Iowans rally for religious liberties at state Capitol

About 100 Iowans of varying faiths rallied for religious freedom at the Iowa Capitol on Monday, saying their beliefs bind them together more than separate their differences.

One of the speakers warned that religious liberties are under attack and outright hostility toward religion is on the verge of becoming mainstream in the United States.

The bipartisan event was unusual for a Statehouse forum because it didn't promote any pending legislation, even though the issue of religious liberties has frequently been in the news in relation to abortion and health care, same-sex marriage and other issues. The primary organizer was state Sen. Jake Chapman, R-Adel, who said his goal was to be welcoming and open to people of all faiths. The event's date coincided with the birth date of Thomas Jefferson, who authored the Virginia Statute of Religious Freedom that inspired the First Amendment to the U.S. Constitution, Chapman noted.

Besides Chapman and state Sen. Jeff Danielson, D-Cedar Falls, the speakers included Baljit Singh Virdi of Des Moines, who practices the Sikh religion; the Rev. Sarai Rice, a Presbyterian who is executive director of the Des Moines Area Religious Council; and Eric Andersen, a member of the Church of Jesus Christ of Latter-Day Saints and senior associate dean at the University of Iowa Law School.

Danielson told the audience they should celebrate their freedom to assemble. In many countries, a similar event would result in people being jailed or even killed, he said. And while their liberties include the right to practice their religion, it also includes what is sometimes a gray area to be free from religion, he added.
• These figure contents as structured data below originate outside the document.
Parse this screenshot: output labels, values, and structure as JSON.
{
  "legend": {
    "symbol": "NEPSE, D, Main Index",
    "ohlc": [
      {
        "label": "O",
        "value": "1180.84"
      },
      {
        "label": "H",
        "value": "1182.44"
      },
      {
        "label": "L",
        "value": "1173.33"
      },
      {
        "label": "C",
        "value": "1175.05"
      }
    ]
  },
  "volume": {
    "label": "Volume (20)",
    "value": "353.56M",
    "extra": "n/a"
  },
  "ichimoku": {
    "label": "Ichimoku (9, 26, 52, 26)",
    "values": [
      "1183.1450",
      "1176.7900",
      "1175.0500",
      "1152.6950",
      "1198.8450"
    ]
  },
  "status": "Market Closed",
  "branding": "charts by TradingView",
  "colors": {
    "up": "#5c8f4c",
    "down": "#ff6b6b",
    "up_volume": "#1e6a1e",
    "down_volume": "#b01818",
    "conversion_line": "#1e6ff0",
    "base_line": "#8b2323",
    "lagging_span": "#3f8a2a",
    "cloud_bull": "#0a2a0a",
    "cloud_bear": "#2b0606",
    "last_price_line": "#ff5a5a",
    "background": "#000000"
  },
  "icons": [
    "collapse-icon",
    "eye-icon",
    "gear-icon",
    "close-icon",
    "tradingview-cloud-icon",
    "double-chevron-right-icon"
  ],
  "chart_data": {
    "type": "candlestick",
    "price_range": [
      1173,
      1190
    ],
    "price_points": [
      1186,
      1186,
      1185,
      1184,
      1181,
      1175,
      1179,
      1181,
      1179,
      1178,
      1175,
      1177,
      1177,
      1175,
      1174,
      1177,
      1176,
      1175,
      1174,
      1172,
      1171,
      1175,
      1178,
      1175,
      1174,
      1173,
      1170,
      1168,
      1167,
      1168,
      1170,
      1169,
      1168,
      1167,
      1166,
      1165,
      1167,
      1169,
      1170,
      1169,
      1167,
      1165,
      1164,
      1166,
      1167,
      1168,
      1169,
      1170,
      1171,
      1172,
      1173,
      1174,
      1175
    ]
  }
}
"From time to time we are reminded that part of our freedom is not perfect," Danielson said. "It is up to those of us in this room to work together and make it more perfect. Our differences are interesting, but our common goals matter more."

Virdi said Sikhs have felt welcome in Iowa, explaining that Iowa churches and colleges have invited them to visit and explain their faith. But he also said some American Sikhs suffered after the Sept. 11, 2001, terrorist attacks because of their appearance — which includes a beard and a turban for men — and because of a lack of knowledge about their religion.

"It is positive. Over time, changes have come," Virdi said, noting that the U.S. military has honored Sikhs' religious customs. Respect and the pursuit of equality are things that both the First Amendment and the Sikh faith have in common, he added.

Rice, of the Des Moines Area Religious Council, said the organization is inter-faith, and it manages a food pantry for the greater Des Moines area out of concern and care for faith traditions.

"We see freedom of religion everywhere we look in this country," said Rice, noting that Iowa people of faith include Hispanic Catholics, Sikhs, Jews, Buddhists, Hindus, Baptists, Muslims and many others.

Iowa law professor Andersen said religious exercise in our society has always attracted some degree of controversy, but this is a moment when that controversy has boiled over in ways never seen in his lifetime.

"We are at a moment when not just disagreement with some religious beliefs, but outright hostility toward religion itself, is on the verge of becoming mainstream," Andersen said. "Religion, like every other system of belief, has always had its harsh critics, of course. In a free country, religion needs to take its lumps just like everything else. But our perception is that criticism of religion may be taking on a new dimension in size, character, and legal consequence. It is beginning to feel not just like ardent, honest disagreement, but as an attack on the concept of religious liberty itself. If that is true, it is bad news not only for me. It is also bad news for you."

One of the surest ways to create deep social strife is to silence people on the basis of the views and values they identify with most deeply and hold most dear, Anderson said.

"Most people can live with having others disagree with them," he said. "But being treated with fundamental disrespect — or, worse, being demonized — evokes deep visceral reactions. It polarizes. It creates caricatures. Trust evaporates. Each side filters the evidence in a way that produces the worst possible image of the other. Moving forward in a constructive way becomes very difficult, sometimes impossible. Social contests are perceived as war in which the winner will take no prisoners."

Whether the issue is freedom of speech, access to fair elections or the free expression of religion, it is essential that those on all sides of public debates have fundamental respect, Andersen said. "If that is missing, we risk tearing the basic social fabric on which we all depend. Socially disenfranchising segments of our society isn't right, and in the long term doesn't work."